# Seqkmer
Seqkmer is a Rust library for high-throughput sequence IO and k-mer based analyses. It provides fast readers for FASTA/FASTQ (including gzipped streams), k-mer minimizer scanning, and utilities to parallelise bulk sequence processing.
## Highlights
- **Universal FASTX readers**: Seamlessly handle FASTA, FASTQ, interleaved paired-end, and dual-file paired-end datasets through a unified API. Automatic format detection and transparent gzip support are included.
- **Quality-aware FASTQ parsing**: Optional quality-score thresholds to soft-mask low-quality bases while preserving original sequence layout.
- **Buffered & streaming modes**: Choose between streaming (`FastaReader`, `FastqReader`) or buffered variants (`BufferFastaReader`) depending on your throughput/memory trade-offs.
- **Minimizer-based k-mer scanning**: The `mmscanner` module exposes `scan_sequence` and `MinimizerIterator` for fast k-mer/minimizer enumeration with configurable windows.

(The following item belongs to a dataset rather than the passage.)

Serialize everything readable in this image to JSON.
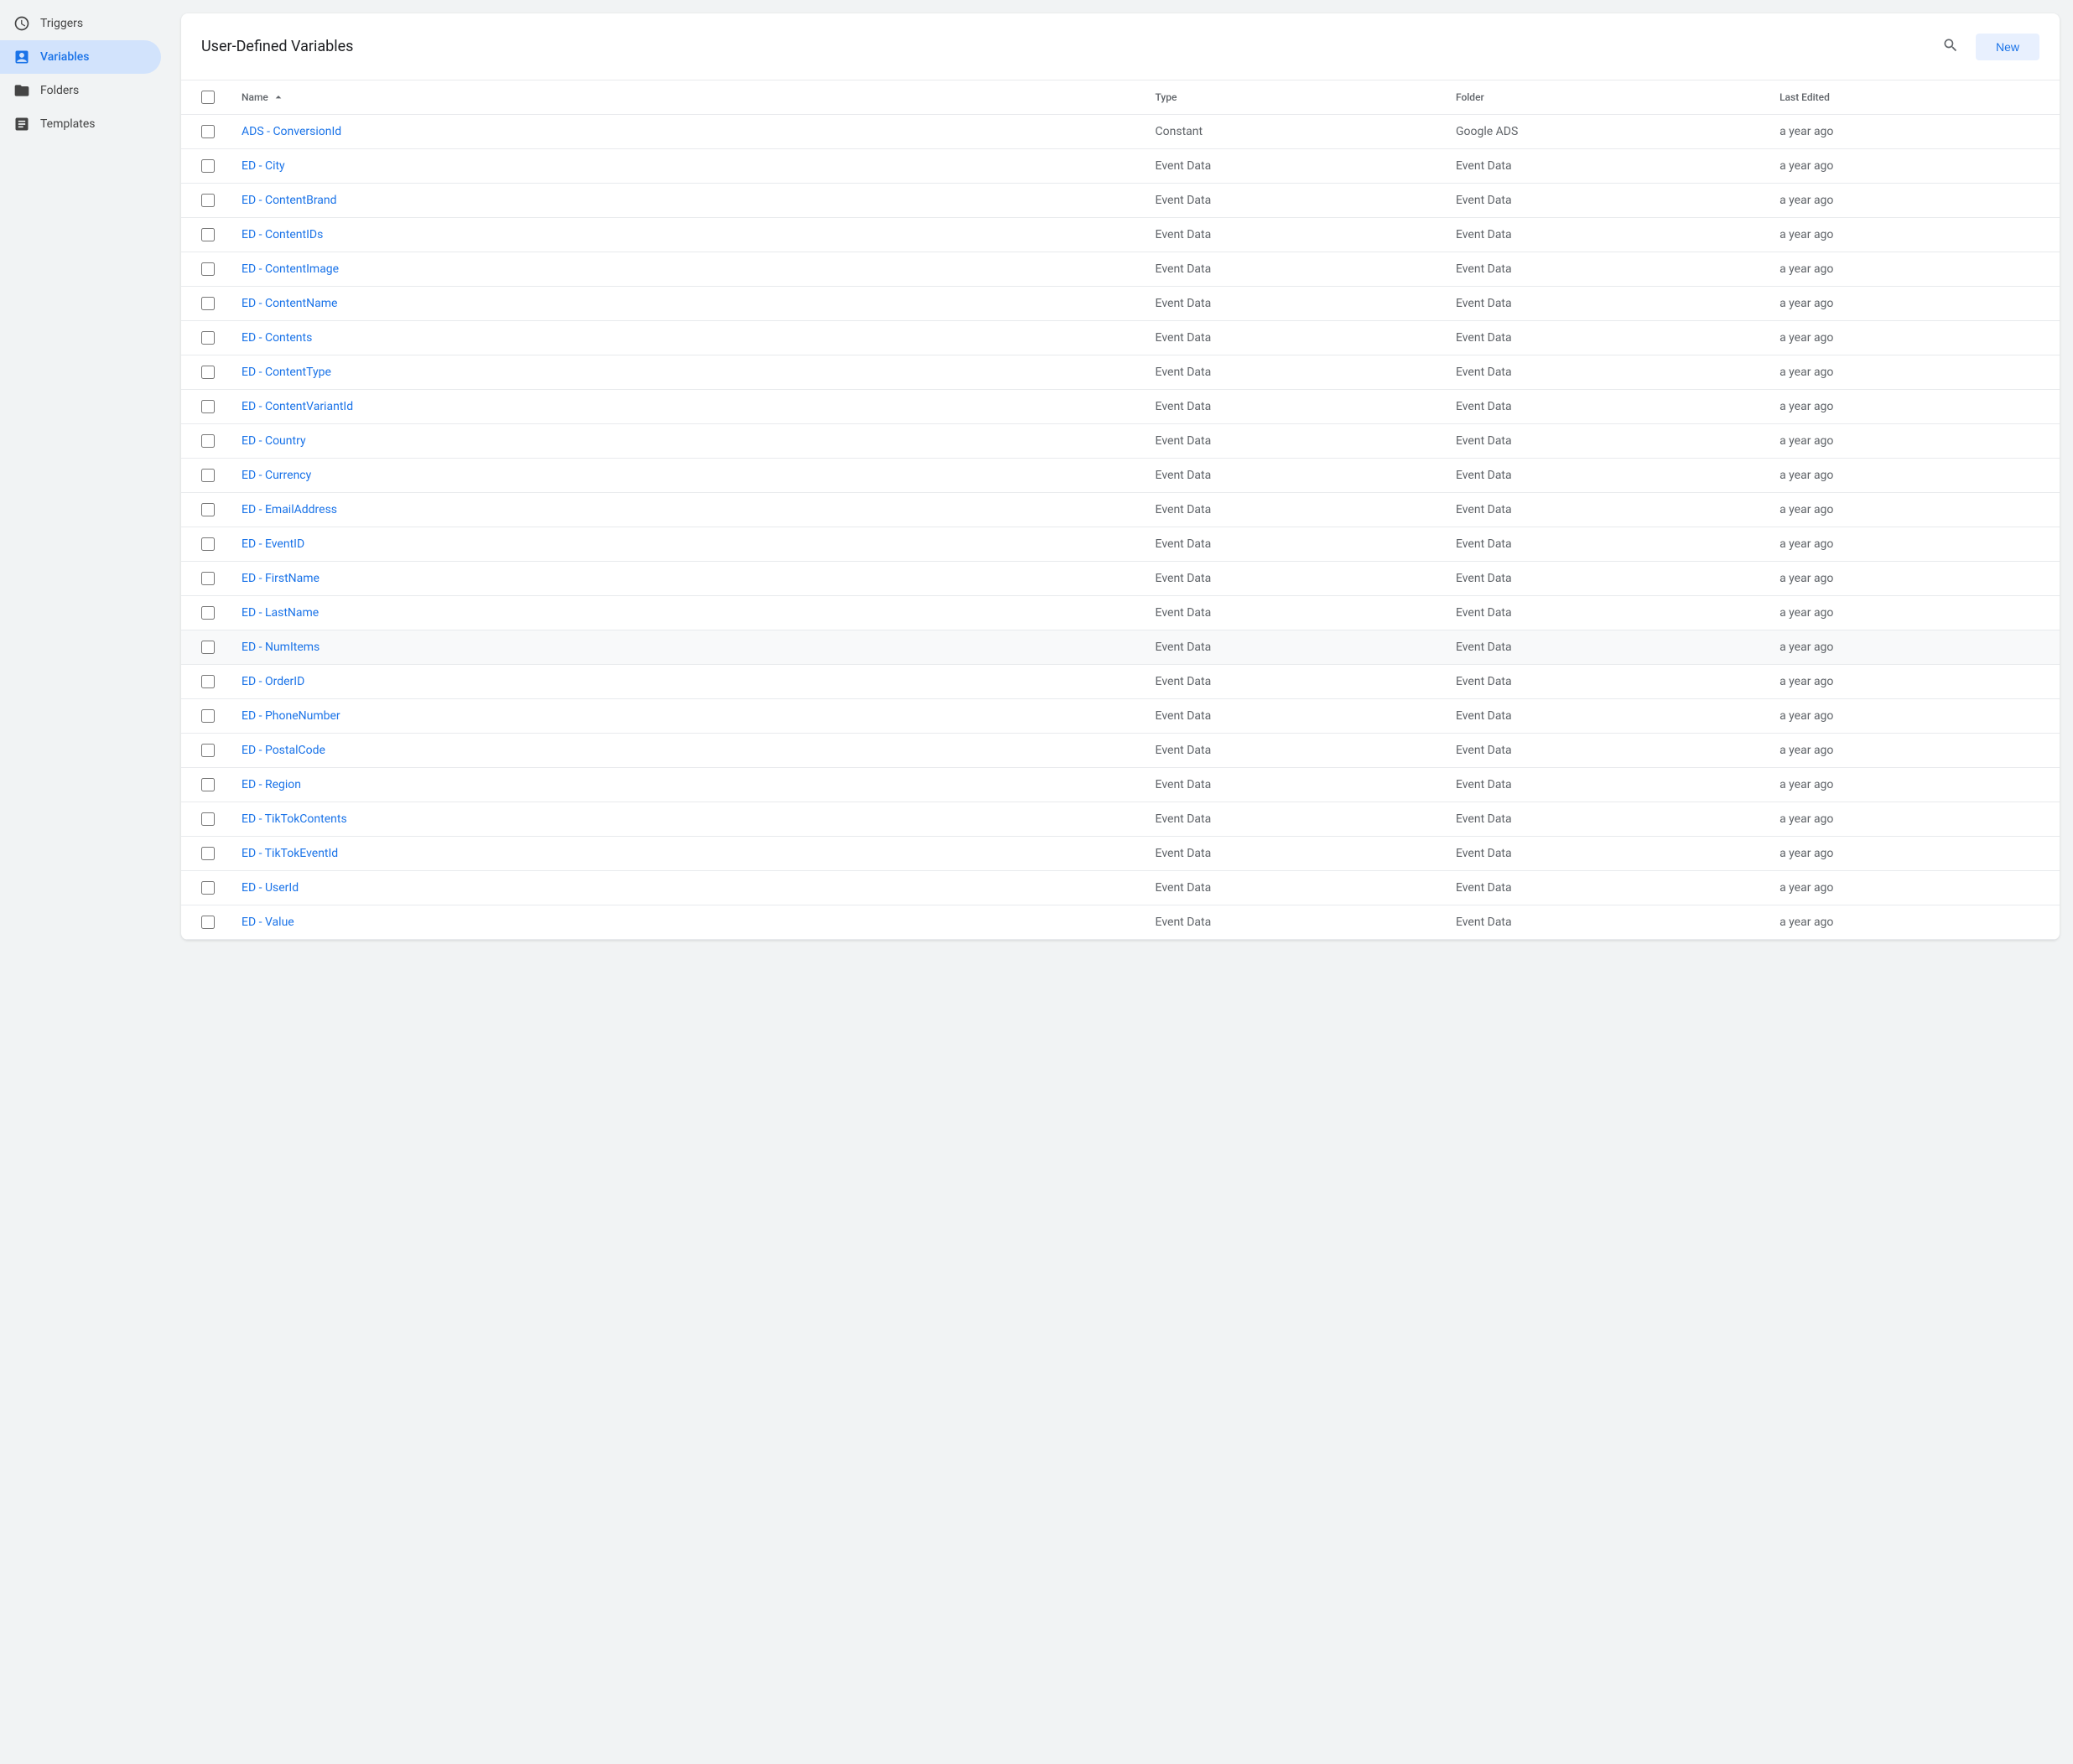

- **Parallel orchestration**: Utilities in `parallel` coordinate multi-threaded reading and processing pipelines using scoped thread pools.
## Getting Started
Add Seqkmer to your project:
```bash
cargo add seqkmer
```
### Reading FASTA or FASTQ
```rust
use seqkmer::{FastxReader, OptionPair, Reader};
use std::path::Path;
fn main() -> std::io::Result<()> {
// Single FASTQ file (auto-detects FASTA vs FASTQ and gzip)
let path = Path::new("tests/data/test.fastq");
let mut reader = FastxReader::from_paths(OptionPair::Single(path), 0, 18)?;
while let Some(batch) = reader.next()? {
for entry in batch {
println!(
"[{}] {} (len={})",
entry.header.format as u8,
entry.header.id,
entry.body.single().unwrap().len()
);
}
}
Ok(())
}
```
For paired-end data, provide a pair of paths. Interleaved FASTQ is detected automatically; separate R1/R2 files are also supported:
```rust
let paths = OptionPair::Pair(
Path::new("reads_R1.fastq"),
Path::new("reads_R2.fastq"),
);
let mut reader = FastxReader::from_paths(paths, 0, 0)?;
```
### K-mer Minimizer Scanning
```rust
use seqkmer::{scan_sequence, Meros, MinimizerIterator};
use seqkmer::reader::Reader;
fn main() -> std::io::Result<()> {
let meros = Meros::new(15, 5, Some(0), None, None); // (k, window, seed, min, max)
let mut reader = seqkmer::FastaReader::from_path("tests/data/test.fasta", 0)?;
while let Some(batch) = reader.next()? {
for base in batch {
let mut minimizers: Vec<_> = scan_sequence(&base, &meros).collect();
println!("{} -> {} minimizers", base.header.id, minimizers.len());
}
}
Ok(())
}
```
### Parallel Pipelines
Use `read_parallel` when you need to map a function across batches using multiple threads:
```rust
use seqkmer::{read_parallel, FastaReader, Meros, ParallelResult, Reader};
fn main() -> std::io::Result<()> {
let meros = Meros::new(11, 3, Some(0), None, None);
let mut reader = FastaReader::from_path("tests/data/test.fasta", 0)?;
read_parallel(
&mut reader,
4, // threads
&meros,
|seqs| seqs.len(), // work: count sequences per batch
|result: &mut ParallelResult<usize>| {
let mut total = 0;
while let Some(count) = result.next() {
total += count.unwrap();
}
println!("processed {} batches", total);
},
)?;
Ok(())
}
```
## Feature Overview
| `fasta` | FASTA readers (streaming + buffered) |
| `fastq` | FASTQ reader with automatic interleaved detection and quality masking |
| `fastx` | Format-agnostic wrapper over FASTA/FASTQ readers |
| `reader` | Misc IO utilities (gzip detection, trim helpers, file format detection) |
| `parallel` | Threaded reader orchestration using scoped thread pools |
| `mmscanner` | Minimizer scanning over DNA sequences |
| `feat` | K-mer feature helper types (`Meros`, constants) |
| `utils::OptionPair` | Helper enum for representing single vs paired resources |
## Testing
All functionality is covered by unit and doc tests. Run the full suite with:
```bash
cargo test
```
## License
Seqkmer is distributed under the terms of the MIT License.